People-First Tourism is a unique endeavor. One part tourism research lab and one part business, People-First Tourism sells experiences their community collaborators design.
NC State’s Duarte Morais, CEO of People-First Tourism, says the idea for it began when he noticed that tourism often doesn’t benefit the communities where it takes place.
He created an interdisciplinary network across campus, including professors from the social sciences and computer science, as well as the university’s agriculture, natural resources and community and rural development campus extension. The group conducted research on coastal rural communities who were interested in making tourism a part of their livelihood. North Carolina Sea Grant and the NC Rural Center provided People-First Tourism initial funding to explore opportunities in the state.
The concept became a company with steady growth, including using grants to explore new ideas. The company leverages its revenue to ensure long-term community partnerships. “The focus of People-First Tourism is to harness the economic muscle of tourism to help communities accomplish their goals in a sustainable and equitable way,” Morais says.
Their newest project, Vacationer Supported Agriculture (VSA), is similar to a meal kit program. Partner realtors post a link that beach property renters can use to order bags of produce from local farmers. The growers bring bags to designated drop-off points, usually refrigerated spaces at local businesses, and vacationers can pick them up on Saturdays.
The idea came from a student from a rural coastal community who saw a potential connection between the high agricultural productivity of the summer months and the large volume of summer vacationers. The pilot launched at Ocean Isle in 2018 and is fully operational this year.
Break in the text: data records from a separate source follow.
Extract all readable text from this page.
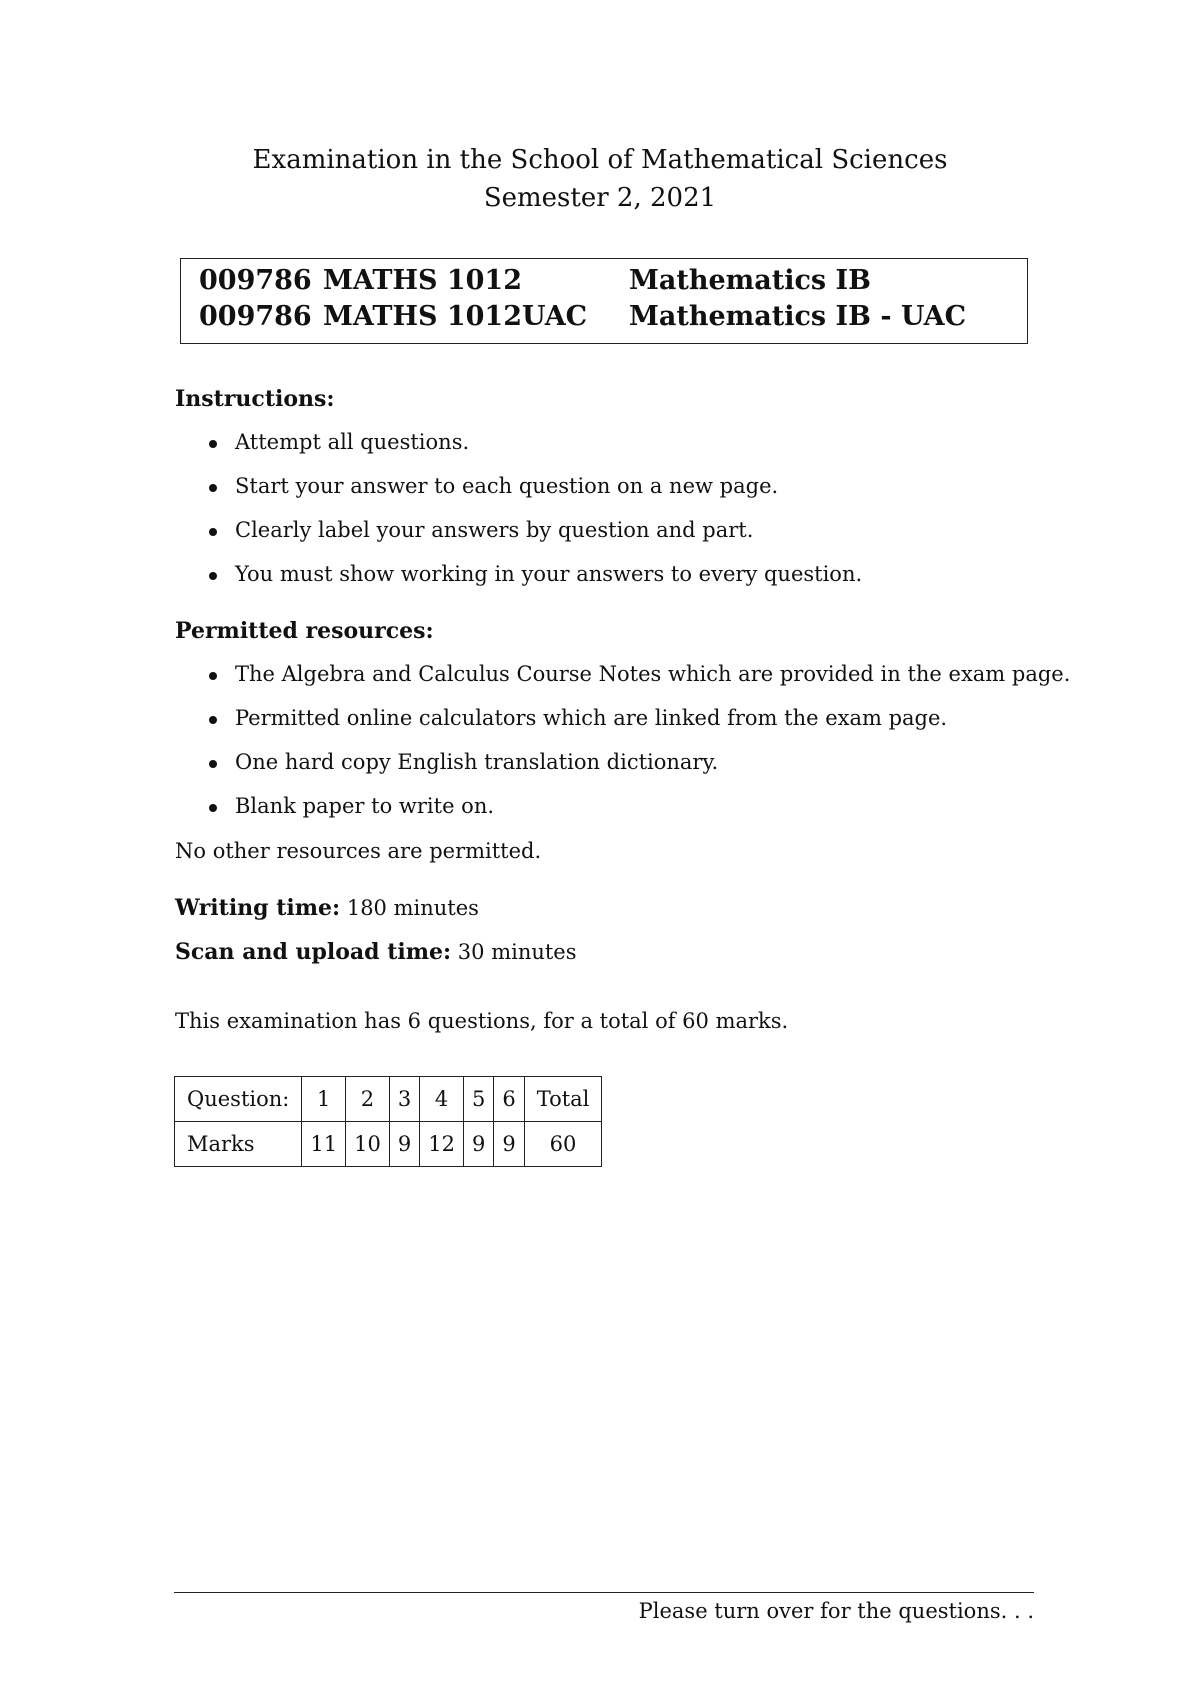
Examination in the School of Mathematical Sciences
Semester 2, 2021
009786 MATHS 1012	Mathematics IB
009786 MATHS 1012UAC Mathematics IB - UAC
Instructions:
Attempt all questions.
Start your answer to each question on a new page.
Clearly label your answers by question and part.
You must show working in your answers to every question.
Permitted resources:
The Algebra and Calculus Course Notes which are provided in the exam page.
Permitted online calculators which are linked from the exam page.
One hard copy English translation dictionary.
Blank paper to write on.
No other resources are permitted.
Writing time: 180 minutes
Scan and upload time: 30 minutes
This examination has 6 questions, for a total of 60 marks.
Question:	1	2	3	4	5	6	Total
Marks	11	10	9	12	9	9	60
Please turn over for the questions. . .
Britt Davis, the current VSA project manager, notes the program is particularly popular in more remote locations, where visitors may find it more difficult to bring their own supplies.
“I think it’s really cool to re-conceptualize what a farmer’s market means,” Davis says.
In Brunswick County, People-First Tourism works with a local nonprofit, “Men and Women United for Youth and Families,” to provide professional development opportunities for teens, who deliver the produce bags and help hand them out. Local businesses also teamed up with People-First Tourism to assist with produce storage. Davis says it’s “awesome” to see the whole community rally around the program.
This year, VSA will run in Brunswick, New Hanover and Pender counties, with more than 15 vacation rental company partners.
“We have this hunger for living a life of consequence and having impact through our careers,” Morais said. He adds that he hopes for steady development and innovation.
“We want to grow so we can increase the impact we make.”
People-First collaborations encompass a wide variety of experiences, including this fall’s “We Are the River” day tours with the Coharie and Lumbee tribes — tours that also were popular this past spring.